By Andrea (AJ) Plaid

If you’ve seen the latest episode of The Misadventures of Awkward Black Girl (ABG), you probably caught J’s best friend Cece refer to White Jay’s ex as a “tr***y bitch in heels.” Or J’s co-worker Patty ask her if she’s “gay” because J cut her hair to a tweeny-weeny afro (TWA). Or J’s nemesis, Nina, asking her when did she “catch cancer” due to the new ‘do.
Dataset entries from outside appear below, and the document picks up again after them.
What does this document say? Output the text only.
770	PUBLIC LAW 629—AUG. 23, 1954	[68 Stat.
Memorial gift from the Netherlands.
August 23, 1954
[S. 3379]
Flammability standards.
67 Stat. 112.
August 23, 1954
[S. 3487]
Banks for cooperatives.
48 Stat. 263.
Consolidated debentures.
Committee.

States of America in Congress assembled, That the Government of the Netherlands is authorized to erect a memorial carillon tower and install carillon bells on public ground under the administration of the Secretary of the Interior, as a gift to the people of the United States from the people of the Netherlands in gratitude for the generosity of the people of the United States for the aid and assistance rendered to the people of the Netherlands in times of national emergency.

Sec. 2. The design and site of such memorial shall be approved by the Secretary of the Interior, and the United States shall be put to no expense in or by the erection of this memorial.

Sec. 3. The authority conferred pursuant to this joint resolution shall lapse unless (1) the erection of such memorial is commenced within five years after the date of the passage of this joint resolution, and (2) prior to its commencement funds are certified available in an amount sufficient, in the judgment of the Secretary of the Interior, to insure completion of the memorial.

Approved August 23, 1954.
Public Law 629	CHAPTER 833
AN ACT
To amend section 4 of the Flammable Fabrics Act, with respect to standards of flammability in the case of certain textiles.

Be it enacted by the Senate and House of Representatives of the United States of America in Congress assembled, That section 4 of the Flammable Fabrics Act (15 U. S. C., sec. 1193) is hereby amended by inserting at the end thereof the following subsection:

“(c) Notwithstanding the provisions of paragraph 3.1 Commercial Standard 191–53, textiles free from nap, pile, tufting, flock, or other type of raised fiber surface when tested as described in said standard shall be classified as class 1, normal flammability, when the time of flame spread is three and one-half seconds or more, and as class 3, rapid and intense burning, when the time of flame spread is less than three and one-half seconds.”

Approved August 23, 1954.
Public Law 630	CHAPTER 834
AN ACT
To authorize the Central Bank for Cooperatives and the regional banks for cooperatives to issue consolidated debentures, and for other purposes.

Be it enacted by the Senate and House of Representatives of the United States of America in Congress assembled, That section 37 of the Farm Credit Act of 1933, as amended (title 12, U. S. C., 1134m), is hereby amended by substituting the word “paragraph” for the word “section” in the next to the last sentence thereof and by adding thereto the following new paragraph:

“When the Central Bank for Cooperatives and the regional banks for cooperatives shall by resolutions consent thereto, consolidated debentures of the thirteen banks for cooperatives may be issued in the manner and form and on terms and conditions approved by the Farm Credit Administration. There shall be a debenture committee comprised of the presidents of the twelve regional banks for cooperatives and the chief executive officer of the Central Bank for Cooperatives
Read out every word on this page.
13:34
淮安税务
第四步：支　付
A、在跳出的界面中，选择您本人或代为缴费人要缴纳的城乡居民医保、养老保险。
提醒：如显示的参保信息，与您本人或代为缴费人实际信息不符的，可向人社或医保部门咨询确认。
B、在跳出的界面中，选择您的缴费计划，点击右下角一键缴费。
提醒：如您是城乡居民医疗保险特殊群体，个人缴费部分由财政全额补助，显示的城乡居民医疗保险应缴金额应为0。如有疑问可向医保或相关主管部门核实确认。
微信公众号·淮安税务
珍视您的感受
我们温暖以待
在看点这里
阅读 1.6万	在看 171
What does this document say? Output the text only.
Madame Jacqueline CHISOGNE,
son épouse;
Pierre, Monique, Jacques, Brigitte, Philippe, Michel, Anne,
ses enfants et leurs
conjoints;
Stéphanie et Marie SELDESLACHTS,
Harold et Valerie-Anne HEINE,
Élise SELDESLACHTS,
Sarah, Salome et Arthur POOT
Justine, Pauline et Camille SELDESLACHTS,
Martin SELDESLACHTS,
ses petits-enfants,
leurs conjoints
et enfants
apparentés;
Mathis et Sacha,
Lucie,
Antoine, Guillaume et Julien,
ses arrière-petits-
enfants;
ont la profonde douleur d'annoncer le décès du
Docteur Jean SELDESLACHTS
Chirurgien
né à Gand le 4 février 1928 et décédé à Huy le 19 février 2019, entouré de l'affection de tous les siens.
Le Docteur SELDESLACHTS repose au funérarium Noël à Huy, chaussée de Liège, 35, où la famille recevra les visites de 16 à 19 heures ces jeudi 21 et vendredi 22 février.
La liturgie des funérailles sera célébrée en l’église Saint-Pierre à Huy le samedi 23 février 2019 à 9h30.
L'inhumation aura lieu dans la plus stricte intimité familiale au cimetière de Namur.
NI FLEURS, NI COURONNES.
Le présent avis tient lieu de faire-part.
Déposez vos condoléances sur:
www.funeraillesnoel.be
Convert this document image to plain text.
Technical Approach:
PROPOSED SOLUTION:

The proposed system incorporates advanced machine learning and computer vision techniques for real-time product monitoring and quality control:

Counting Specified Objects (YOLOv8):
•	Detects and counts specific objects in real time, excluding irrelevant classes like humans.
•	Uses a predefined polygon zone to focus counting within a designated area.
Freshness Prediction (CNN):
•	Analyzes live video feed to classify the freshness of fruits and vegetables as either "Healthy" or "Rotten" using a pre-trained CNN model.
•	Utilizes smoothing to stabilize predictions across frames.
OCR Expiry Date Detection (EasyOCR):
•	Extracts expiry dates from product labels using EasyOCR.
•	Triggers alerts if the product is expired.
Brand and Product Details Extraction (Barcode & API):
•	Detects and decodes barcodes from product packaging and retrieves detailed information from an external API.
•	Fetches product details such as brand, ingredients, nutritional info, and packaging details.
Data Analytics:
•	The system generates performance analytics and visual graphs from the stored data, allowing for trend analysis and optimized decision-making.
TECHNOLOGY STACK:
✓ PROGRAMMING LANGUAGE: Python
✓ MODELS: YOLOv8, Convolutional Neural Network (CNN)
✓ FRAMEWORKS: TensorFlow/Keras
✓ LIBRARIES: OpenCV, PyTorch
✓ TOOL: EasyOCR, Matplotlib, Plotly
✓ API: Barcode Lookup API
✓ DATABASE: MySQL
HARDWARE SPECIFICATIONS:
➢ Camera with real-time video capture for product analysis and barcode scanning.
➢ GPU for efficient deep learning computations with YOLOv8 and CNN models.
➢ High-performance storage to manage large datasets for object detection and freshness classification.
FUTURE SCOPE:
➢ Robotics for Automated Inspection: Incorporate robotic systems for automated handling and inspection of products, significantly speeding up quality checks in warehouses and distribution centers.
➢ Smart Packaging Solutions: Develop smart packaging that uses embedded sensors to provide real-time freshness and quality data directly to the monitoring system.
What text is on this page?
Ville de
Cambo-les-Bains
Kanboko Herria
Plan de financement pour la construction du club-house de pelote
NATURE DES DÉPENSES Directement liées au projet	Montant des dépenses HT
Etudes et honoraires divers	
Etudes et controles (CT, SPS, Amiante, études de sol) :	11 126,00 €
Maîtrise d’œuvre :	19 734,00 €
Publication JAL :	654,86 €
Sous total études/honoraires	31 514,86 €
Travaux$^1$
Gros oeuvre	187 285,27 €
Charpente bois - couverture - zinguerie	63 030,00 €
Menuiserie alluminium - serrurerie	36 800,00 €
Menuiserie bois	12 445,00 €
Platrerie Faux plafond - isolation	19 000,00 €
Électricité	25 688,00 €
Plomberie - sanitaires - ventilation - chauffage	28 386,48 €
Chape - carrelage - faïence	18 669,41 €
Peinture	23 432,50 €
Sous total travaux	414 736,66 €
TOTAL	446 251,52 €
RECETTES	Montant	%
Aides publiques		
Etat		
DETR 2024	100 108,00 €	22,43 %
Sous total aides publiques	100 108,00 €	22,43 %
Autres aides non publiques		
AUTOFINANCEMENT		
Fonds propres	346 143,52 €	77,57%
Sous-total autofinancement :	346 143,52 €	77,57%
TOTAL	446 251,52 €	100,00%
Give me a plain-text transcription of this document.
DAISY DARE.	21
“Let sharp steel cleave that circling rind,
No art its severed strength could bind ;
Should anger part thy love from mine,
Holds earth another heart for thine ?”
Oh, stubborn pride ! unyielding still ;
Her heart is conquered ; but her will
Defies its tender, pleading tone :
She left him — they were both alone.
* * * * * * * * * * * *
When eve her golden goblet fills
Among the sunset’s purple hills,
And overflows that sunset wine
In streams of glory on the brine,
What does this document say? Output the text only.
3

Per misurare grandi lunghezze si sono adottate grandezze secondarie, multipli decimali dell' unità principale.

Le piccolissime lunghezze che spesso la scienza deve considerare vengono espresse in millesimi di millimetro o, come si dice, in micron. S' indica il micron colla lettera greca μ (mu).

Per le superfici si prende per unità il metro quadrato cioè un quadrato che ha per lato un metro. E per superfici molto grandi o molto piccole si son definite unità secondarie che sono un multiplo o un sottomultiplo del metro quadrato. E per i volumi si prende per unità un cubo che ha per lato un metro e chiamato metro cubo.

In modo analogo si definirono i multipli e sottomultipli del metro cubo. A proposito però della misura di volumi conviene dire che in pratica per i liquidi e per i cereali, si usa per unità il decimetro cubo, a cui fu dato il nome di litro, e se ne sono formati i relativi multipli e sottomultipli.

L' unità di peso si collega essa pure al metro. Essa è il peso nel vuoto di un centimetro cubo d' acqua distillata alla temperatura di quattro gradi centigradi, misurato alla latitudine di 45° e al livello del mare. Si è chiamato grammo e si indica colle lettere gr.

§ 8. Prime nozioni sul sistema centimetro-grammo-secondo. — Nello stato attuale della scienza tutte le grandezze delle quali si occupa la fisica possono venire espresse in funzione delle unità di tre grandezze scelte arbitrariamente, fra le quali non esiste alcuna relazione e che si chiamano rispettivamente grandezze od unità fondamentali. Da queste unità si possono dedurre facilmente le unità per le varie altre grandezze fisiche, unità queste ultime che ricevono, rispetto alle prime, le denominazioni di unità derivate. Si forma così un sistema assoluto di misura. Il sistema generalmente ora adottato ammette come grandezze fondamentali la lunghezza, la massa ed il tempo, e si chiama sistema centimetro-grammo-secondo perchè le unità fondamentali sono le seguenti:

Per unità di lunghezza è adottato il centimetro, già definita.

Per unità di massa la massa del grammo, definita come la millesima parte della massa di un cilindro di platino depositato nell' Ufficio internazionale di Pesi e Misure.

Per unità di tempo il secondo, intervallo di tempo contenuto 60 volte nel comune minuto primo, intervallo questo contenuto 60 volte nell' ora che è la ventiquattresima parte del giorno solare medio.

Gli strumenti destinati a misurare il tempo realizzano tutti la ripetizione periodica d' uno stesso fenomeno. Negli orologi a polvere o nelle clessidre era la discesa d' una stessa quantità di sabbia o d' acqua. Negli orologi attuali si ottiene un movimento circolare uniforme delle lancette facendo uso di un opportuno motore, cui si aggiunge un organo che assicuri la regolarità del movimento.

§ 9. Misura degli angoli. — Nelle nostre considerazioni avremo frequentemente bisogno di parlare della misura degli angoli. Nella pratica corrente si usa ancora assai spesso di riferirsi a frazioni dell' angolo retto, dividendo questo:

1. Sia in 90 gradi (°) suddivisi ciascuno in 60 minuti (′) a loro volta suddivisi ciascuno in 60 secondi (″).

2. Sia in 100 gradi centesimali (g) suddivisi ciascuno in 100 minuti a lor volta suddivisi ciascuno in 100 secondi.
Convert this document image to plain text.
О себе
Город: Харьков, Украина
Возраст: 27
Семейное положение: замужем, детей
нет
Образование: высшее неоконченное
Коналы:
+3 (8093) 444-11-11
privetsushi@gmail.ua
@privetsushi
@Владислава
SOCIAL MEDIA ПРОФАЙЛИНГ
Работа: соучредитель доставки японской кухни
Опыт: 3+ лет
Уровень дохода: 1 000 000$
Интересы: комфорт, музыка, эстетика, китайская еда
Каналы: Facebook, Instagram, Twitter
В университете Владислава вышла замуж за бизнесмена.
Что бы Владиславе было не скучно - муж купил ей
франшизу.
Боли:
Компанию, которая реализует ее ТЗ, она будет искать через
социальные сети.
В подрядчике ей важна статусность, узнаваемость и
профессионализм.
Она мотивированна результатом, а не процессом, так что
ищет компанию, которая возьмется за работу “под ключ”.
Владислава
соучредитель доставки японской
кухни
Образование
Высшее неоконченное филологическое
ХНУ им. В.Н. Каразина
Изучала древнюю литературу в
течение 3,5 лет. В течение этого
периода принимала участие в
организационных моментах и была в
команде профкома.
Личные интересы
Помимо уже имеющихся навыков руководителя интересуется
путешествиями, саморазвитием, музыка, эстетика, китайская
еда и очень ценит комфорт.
Some fans responded to the overt transphobic insult with an open letter on Crunk Feminist Collective Tumblr:

Dear Awkward Black Girl,

We love the show! We also love your continuous engagement with fans and your commitment to staying on the Web to maintain your vision. What we don’t love is the transmisogyny and misogyny in episode 11.

In episode 11, CeCe calls White Jay’s ex a “tra**y bitch in heels.” The word tra**y perpetuates violence and divisiveness amongst women by relying on the idea that trans women are not “real” women; it suggests that White Jay’s ex is somehow less than the main character J.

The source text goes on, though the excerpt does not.